You can also use your first function with the array from the second example, call it the same way, changeArray(arrayX); (this time there will be no conversion since second example's "arrayX" is a pointer, not an array)

oh, and

jonnin wrote:
arrays are pointers

No, not at all.

@Cubbi

So basically the two codes that I wrote are exactly the same because in the first code the compiler simply rewrites it so that it looks like the second code, correct? So it's like there is two ways of typing arrays in C++.

I could have wrote changeArray(&arrayX[0]); instead of what I had written, I tried to write this code with a 4 in the brackets and with an empty bracket and both times I got a compiling error. Is there a reason for the 0 in the brackets? I would think it would make more sense to leave the brackets empty to let the compiler know that you want to pass the entire array.

Just wondering, where is the memory leak in the second code?
If I added delete[] arrayX; at the end of the second code would that get rid of the memory leak?

the compiler simply rewrites it so that it looks like the second code, correct?

no. It rewrites void changeArray(int arr[]) to void changeArray(int* arr). Your second example has void changeArray(int** pX)

I could have wrote changeArray(&arrayX[0]); ... I would think it would make more sense to leave the brackets empty to let the compiler know that you want to pass the entire array.

you're not passing "the entire array". There is no way to pass a naked C-style array by value (you can pass a C++ array by value, as in std::array<int,4>, but that's another distraction from the topic) You're passing a pointer to the first element of the array, because that's what your first function expects. The first element is arrayX[0], pointer to it is &arrayX[0]. Because it's a popular operation, the compiled can do it for you.

To pass the entire C-style array by reference, you would define that function as void changeArray(int (&arr)[4]){ and call it as changeArray(arrayX); demo: http://coliru.stacked-crooked.com/a/b6c76515ad1e091e -- that's just to illustrate the difference between passing by reference and passing a pointer.

If I added delete[] arrayX; at the end of the second code would that get rid of the memory leak?

Yes, though a better solution would be to use C++ properly and define that array as std::vector<int> arrayX;

@Cubbi, thank you for your answers, I just have one last question. If there is a memory leak in my second code, then why isn't there a memory leak in my first code? Is it because arrays automatically return the ram back to the computer once the program ends, meaning that if I put delete[] arrayX; at the end of my first code it wouldn't really do anything?

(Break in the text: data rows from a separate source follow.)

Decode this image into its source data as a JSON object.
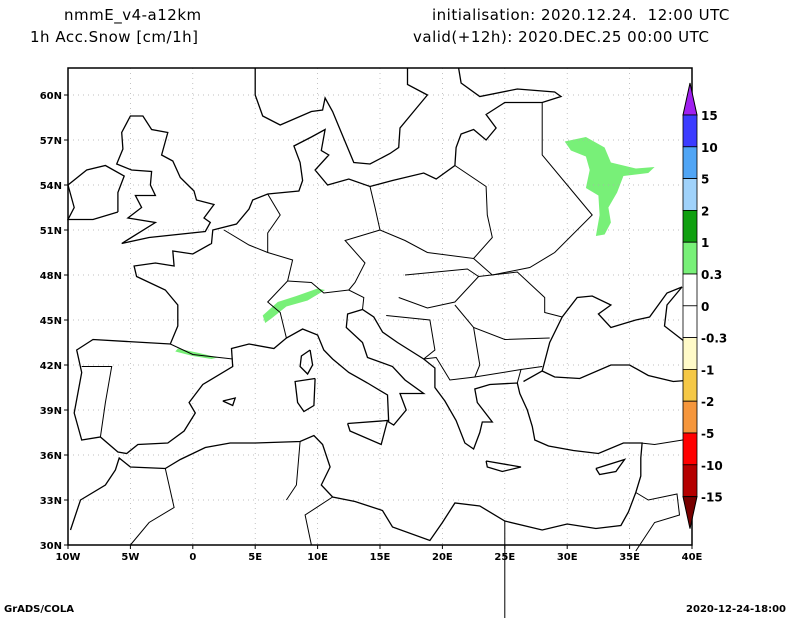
{
  "header": {
    "model": "nmmE_v4-a12km",
    "variable": "1h Acc.Snow [cm/1h]",
    "initialisation": "initialisation: 2020.12.24.  12:00 UTC",
    "valid": "valid(+12h): 2020.DEC.25 00:00 UTC"
  },
  "footer": {
    "left": "GrADS/COLA",
    "right": "2020-12-24-18:00"
  },
  "map": {
    "lon_range": [
      -10,
      40
    ],
    "lat_range": [
      30,
      61.8
    ],
    "lat_ticks": [
      {
        "v": 30,
        "label": "30N"
      },
      {
        "v": 33,
        "label": "33N"
      },
      {
        "v": 36,
        "label": "36N"
      },
      {
        "v": 39,
        "label": "39N"
      },
      {
        "v": 42,
        "label": "42N"
      },
      {
        "v": 45,
        "label": "45N"
      },
      {
        "v": 48,
        "label": "48N"
      },
      {
        "v": 51,
        "label": "51N"
      },
      {
        "v": 54,
        "label": "54N"
      },
      {
        "v": 57,
        "label": "57N"
      },
      {
        "v": 60,
        "label": "60N"
      }
    ],
    "lon_ticks": [
      {
        "v": -10,
        "label": "10W"
      },
      {
        "v": -5,
        "label": "5W"
      },
      {
        "v": 0,
        "label": "0"
      },
      {
        "v": 5,
        "label": "5E"
      },
      {
        "v": 10,
        "label": "10E"
      },
      {
        "v": 15,
        "label": "15E"
      },
      {
        "v": 20,
        "label": "20E"
      },
      {
        "v": 25,
        "label": "25E"
      },
      {
        "v": 30,
        "label": "30E"
      },
      {
        "v": 35,
        "label": "35E"
      },
      {
        "v": 40,
        "label": "40E"
      }
    ],
    "snow_color": "#78f078"
  },
  "colorbar": {
    "top_color": "#a020f0",
    "bottom_color": "#780000",
    "segments": [
      {
        "color": "#3c3cff",
        "label": "15"
      },
      {
        "color": "#50a5f5",
        "label": "10"
      },
      {
        "color": "#a0d2fa",
        "label": "5"
      },
      {
        "color": "#10a010",
        "label": "2"
      },
      {
        "color": "#78f078",
        "label": "1"
      },
      {
        "color": "#ffffff",
        "label": "0.3"
      },
      {
        "color": "#ffffff",
        "label": "0"
      },
      {
        "color": "#fffac8",
        "label": "-0.3"
      },
      {
        "color": "#f5c846",
        "label": "-1"
      },
      {
        "color": "#f5963c",
        "label": "-2"
      },
      {
        "color": "#ff0000",
        "label": "-5"
      },
      {
        "color": "#b40000",
        "label": "-10"
      }
    ],
    "last_label": "-15"
  }
}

you can't delete arrays. As I tried to say, they are on the stack, allocated in memory differently, that is THE main difference between arrays and pointers. That delete statement will fail. If you force it by taking an address to an array into a pointer then delete, it will either crash or fail quietly, I can't remember, but it won't work properly for sure, it either won't delete at all or it will fail.

If there is a memory leak in my second code, then why isn't there a memory leak in my first code?

The first program does not call new. It places the array on stack. When the function (not the program) ends, all local variables are destoyed and deallocated, including that array.

The second program places the array on the heap and does not use a vector or a unique_ptr to refer to it (as it should!), so when the function ends, the array remains in memory.

all local variables are destroyed and deallocated, including that array

... as part of going out of scope.

arrays vs sequences is interesting in that mathematically they are the same, perhaps arrays are a special case of sequences but that is a fairly loose hierarchy.

There is a difference in C++/C in that arrays are a built-in data structure and sequences are not. But there is no reason why they can't be implemented in either language, especially if they are the same.